Still pulling up the rear, Blake hadn’t yet crossed the threshold of the doorway. When the shots came he used the door for cover as he returned fire. He pulled the trigger and almost lost control of the weapon as rounds exiting the chamber faster than any handgun he’d ever used. Jackman had said it was automatic, but this was ridiculous. He was already empty, after pulling the trigger for only two seconds. Two seconds. It reminded him of his first experience at sex. Had he even hit anything?

He pulled the gun back and stared at its smoking barrel. Heat emanated from the slide like a hot poker and the scent of gunpowder rose into his nostrils.

However brief his gunfire was, it gave a window for Jackman, Tinman, and Ethan. The three of them sprinted forward, stopped, found targets and began plugging off rounds.

Jackman, with his face of Death, channeled his inner Reaper and claimed life after life. Blake lost count after a few seconds.

Tinman was just as deadly. Blake saw the commando’s bullets catch one of the Russians in a tight pattern around the heart, followed by a single shot to the head. The high velocity round ripped through the man’s cheek and exploded out of the back of his skull. The trained soldier moved to the next targets with ease, felling at least three more men.

Ethan was armed with a rapid fire pistol similar to Blake’s. His accuracy was not up to par with Wallace’s men, but he was lethal all the same, picking off the soldiers Jackman and Tinman ignored.

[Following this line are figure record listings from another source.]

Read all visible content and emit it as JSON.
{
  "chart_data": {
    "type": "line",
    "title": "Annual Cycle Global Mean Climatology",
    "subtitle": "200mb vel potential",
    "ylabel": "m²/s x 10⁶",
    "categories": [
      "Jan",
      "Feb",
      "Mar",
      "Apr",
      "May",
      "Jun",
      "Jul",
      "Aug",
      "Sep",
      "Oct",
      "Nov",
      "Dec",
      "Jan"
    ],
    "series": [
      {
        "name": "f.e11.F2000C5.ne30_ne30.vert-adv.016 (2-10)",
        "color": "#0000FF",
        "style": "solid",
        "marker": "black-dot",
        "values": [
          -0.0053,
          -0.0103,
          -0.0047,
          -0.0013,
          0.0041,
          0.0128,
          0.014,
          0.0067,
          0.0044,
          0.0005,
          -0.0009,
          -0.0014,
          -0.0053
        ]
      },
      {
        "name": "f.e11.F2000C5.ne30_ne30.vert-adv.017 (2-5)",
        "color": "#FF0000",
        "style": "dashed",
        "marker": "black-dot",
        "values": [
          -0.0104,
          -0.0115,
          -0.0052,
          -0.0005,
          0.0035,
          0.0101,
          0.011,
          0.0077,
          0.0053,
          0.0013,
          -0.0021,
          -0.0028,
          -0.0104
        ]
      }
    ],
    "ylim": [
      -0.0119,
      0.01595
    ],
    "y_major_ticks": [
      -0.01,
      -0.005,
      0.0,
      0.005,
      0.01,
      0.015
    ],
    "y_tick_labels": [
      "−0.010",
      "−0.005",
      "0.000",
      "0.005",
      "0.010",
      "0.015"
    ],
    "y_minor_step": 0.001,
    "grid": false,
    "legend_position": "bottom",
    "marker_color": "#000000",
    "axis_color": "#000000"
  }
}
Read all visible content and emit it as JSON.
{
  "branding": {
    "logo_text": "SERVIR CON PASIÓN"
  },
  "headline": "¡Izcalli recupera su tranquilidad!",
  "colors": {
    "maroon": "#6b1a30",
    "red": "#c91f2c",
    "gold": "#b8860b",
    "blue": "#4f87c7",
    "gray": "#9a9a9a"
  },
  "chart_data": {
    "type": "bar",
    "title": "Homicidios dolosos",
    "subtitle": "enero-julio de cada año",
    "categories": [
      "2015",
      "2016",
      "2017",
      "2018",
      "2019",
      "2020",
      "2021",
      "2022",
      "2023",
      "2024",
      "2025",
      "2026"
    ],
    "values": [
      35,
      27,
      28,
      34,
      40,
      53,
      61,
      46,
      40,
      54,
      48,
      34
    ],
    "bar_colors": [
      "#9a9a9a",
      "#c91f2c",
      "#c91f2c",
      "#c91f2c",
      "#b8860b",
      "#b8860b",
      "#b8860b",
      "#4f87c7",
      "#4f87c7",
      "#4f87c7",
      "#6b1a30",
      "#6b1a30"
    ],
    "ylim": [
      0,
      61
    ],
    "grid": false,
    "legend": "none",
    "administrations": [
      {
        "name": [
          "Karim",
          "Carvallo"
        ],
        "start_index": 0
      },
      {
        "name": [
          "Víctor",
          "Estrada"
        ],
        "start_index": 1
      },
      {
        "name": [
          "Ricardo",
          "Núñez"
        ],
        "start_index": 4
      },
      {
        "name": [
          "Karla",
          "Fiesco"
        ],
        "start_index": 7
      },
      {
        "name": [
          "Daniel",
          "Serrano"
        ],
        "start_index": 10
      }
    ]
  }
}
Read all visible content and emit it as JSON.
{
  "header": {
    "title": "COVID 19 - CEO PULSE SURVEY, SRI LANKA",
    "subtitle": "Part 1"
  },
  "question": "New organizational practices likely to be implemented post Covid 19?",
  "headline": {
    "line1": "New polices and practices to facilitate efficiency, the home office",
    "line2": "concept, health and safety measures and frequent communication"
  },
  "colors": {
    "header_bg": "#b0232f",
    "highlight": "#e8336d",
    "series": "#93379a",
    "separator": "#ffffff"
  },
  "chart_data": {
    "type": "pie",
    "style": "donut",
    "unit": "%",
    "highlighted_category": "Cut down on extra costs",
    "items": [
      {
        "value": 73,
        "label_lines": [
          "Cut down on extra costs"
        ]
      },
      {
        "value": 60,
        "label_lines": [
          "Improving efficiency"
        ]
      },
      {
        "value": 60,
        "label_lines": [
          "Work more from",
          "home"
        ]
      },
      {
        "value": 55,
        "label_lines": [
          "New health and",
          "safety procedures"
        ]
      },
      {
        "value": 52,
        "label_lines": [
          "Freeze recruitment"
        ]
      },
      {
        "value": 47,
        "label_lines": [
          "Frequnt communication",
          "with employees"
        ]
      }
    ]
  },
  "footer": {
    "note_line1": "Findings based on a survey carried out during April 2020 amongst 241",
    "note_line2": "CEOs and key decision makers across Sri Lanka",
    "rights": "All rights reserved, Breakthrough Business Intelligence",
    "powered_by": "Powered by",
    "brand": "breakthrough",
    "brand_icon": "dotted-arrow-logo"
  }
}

Within ten seconds, the hallway was cleared of hostiles, but now littered with the dead. They had to step over the unmoving figures like football players at slow-motion practice jumping through tires.

“How are they going down with shots to the chest?” Blake asked, remembering how Ethan’s gunshots in the hospital did little damage to the Russians.

“Explosive rounds,” Jackman said, turning to face Blake. “Now reload; we have to keep moving.”

Blake ejected his magazine, put the now cooled gun under his arm to hold it tight, and inserted a fresh clip. Fire in bursts next time.

One of the Russians on the floor stirred. Tinman put him down for good with a single round, his emotions detached; just a menial, everyday task.